Wysuwa inne pomysły działań, które jego zdaniem zminimalizują ryzyko porażenia piorunem na Giewoncie.
„Warto coś z tym zrobić – np. zakazać wejść w dni, w które przewidywane są wyładowania atmosferyczne. A może dałoby się pokryć krzyż jakąś substancją izolującą? A może wywiercić w podłożu głębokie uziemienie, jednocześnie izolując podstawę konstrukcji od otaczającej ją skały?” – pyta.
Krzyż nadal zabija! Usunąć z Giewontu!
— Jan Hartman (@JanHartman1) August 22, 2019
Tatry. „Za katolickim krzyżem stoi przemoc”
Jego zdaniem w liście władz Zakopanego można odczytać pogróżki przed gniewem górali. Hartman obawiałby się przemocy fizycznej ze strony górali, bo, jak dalej pisze, „za katolickim krzyżem stoi przemoc albo zagrożenie przemocą. I zawsze tak było, od kiedy chrześcijaństwo stało się religią władzy, uzurpującą sobie prawo własności symbolu krzyża”.

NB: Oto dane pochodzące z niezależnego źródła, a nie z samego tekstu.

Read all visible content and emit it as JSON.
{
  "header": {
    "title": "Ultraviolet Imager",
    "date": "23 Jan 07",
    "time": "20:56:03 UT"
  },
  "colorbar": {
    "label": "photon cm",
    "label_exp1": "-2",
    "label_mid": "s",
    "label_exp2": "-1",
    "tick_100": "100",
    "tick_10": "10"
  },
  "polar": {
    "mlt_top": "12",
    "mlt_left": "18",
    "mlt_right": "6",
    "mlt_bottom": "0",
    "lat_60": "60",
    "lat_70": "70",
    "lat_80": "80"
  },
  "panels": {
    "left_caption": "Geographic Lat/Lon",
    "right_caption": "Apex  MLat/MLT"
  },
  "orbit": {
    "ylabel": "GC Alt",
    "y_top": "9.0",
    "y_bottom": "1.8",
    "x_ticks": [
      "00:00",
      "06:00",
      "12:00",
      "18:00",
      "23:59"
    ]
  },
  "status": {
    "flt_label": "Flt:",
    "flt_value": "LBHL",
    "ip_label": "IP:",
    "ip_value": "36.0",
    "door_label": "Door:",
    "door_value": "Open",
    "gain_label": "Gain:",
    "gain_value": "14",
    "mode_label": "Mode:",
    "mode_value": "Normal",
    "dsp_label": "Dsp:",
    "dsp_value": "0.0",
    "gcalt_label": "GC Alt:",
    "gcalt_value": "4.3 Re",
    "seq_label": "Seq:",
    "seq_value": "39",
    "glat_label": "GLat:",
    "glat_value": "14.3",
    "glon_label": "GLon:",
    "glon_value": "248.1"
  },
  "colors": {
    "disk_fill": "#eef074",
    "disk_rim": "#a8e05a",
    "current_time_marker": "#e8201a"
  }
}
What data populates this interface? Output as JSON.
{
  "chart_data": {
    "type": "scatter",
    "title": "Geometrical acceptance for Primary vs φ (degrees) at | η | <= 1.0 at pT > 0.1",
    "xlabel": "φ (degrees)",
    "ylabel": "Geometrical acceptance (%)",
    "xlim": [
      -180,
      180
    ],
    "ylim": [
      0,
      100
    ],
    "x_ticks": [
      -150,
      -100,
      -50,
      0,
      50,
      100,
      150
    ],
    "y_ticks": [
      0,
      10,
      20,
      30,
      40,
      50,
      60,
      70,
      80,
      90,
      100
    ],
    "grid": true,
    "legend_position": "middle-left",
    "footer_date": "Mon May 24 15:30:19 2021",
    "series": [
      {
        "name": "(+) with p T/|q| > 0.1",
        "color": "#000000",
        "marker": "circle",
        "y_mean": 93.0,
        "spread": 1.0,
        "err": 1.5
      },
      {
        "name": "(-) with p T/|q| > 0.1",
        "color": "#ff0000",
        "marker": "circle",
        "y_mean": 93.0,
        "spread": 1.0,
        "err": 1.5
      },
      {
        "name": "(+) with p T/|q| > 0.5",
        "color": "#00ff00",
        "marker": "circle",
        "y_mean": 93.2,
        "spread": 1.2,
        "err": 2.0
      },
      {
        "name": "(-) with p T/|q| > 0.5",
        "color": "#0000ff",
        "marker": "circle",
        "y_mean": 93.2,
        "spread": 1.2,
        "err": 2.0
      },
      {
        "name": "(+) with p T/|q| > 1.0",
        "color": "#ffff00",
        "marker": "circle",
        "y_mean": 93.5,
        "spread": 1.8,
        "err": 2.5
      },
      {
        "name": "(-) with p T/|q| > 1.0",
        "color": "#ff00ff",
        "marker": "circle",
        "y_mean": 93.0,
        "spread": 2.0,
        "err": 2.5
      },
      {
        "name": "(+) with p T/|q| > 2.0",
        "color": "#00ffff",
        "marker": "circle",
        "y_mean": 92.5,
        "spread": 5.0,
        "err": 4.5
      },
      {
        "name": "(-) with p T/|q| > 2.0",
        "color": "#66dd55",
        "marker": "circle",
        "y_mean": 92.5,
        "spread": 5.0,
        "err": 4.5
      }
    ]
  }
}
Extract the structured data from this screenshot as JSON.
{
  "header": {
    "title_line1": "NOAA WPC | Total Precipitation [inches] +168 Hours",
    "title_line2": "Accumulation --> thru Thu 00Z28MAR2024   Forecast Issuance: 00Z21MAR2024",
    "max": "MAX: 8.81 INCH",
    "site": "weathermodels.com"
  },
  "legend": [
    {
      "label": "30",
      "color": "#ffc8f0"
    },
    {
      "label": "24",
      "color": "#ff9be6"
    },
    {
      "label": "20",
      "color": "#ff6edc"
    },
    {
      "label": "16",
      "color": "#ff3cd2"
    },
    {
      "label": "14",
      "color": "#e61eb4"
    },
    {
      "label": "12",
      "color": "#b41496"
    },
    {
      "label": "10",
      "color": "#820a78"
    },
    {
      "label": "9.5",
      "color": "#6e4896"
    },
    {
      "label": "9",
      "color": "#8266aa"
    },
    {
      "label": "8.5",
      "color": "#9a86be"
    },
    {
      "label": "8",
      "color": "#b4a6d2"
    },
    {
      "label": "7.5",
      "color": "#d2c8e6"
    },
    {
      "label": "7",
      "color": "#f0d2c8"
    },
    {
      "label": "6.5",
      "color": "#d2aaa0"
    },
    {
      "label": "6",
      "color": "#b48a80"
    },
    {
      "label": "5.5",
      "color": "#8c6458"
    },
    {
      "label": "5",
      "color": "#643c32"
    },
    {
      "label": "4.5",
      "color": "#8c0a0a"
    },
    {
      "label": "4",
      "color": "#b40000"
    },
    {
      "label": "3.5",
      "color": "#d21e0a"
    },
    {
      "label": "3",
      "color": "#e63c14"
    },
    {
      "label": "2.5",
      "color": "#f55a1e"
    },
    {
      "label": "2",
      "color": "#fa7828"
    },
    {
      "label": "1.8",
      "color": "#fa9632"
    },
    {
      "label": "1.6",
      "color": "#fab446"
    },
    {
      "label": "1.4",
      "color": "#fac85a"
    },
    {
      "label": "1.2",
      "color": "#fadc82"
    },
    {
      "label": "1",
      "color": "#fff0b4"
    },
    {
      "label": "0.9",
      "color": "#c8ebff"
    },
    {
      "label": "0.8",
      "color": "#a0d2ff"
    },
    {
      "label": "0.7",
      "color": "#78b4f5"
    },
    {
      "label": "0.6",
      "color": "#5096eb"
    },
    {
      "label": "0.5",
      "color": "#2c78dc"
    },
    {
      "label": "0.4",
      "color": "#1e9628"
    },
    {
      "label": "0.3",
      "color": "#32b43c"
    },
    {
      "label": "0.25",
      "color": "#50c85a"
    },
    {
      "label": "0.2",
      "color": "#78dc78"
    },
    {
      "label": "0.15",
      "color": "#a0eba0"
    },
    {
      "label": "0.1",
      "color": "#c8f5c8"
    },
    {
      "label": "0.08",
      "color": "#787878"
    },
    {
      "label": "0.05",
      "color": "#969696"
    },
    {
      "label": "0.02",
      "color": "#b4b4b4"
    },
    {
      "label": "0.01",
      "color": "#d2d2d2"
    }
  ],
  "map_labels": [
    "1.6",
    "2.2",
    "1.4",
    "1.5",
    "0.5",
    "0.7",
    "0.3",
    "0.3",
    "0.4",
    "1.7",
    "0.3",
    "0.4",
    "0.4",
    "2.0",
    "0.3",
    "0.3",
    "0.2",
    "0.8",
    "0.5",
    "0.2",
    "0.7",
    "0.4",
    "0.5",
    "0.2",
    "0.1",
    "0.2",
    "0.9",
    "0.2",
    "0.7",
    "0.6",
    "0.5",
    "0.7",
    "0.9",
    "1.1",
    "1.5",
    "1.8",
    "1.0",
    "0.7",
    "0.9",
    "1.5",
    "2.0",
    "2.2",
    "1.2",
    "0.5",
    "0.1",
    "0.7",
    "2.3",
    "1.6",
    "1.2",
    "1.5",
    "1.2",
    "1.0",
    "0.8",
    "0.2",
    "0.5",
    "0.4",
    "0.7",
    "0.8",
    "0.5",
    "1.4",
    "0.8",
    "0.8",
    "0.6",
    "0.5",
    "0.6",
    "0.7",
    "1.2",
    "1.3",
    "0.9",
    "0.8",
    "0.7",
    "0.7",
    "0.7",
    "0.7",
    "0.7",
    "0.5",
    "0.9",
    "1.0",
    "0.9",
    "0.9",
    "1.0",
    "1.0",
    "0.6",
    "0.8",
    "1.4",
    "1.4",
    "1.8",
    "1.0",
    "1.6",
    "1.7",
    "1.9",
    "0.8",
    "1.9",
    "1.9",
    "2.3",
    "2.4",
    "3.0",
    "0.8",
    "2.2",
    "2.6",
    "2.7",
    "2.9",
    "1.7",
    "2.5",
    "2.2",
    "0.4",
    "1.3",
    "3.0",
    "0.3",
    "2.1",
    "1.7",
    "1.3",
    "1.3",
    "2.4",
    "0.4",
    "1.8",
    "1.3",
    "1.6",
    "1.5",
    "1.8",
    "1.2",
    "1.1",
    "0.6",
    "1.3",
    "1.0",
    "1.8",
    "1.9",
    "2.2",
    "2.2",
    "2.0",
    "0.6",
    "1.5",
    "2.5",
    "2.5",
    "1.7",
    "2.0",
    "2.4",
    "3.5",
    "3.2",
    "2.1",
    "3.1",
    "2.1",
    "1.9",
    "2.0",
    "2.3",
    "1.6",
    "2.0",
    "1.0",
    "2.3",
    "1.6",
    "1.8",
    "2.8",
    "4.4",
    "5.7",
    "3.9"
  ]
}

Dodał także, że nikt krzyża nie będzie usuwać, więc katolicy nie będą musieli nikogo bić z tego powodu. Odwołał się także do historii i stwierdził, że „przemoc była zawsze w głównym nurcie chrześcijaństwa”. Krzyż natomiast nazywa symbolem bogobójstwa i narzędziem tortur.
Na koniec zwrócił się jeszcze do władz Zakopanego.
„Nie chciałbym się z Państwem gniewać. (…) Proszę pamiętać, że to wspaniałe i jedyne takie na świecie miasto ma w swej chlubnej historii kulturowej wątki i postacie nie tylko chrześcijańskie, lecz również antychrześcijańskie i antykatolickie. Na chrześcijaństwie ani świat, ani Zakopane się nie kończą” – napisał Jan Harman.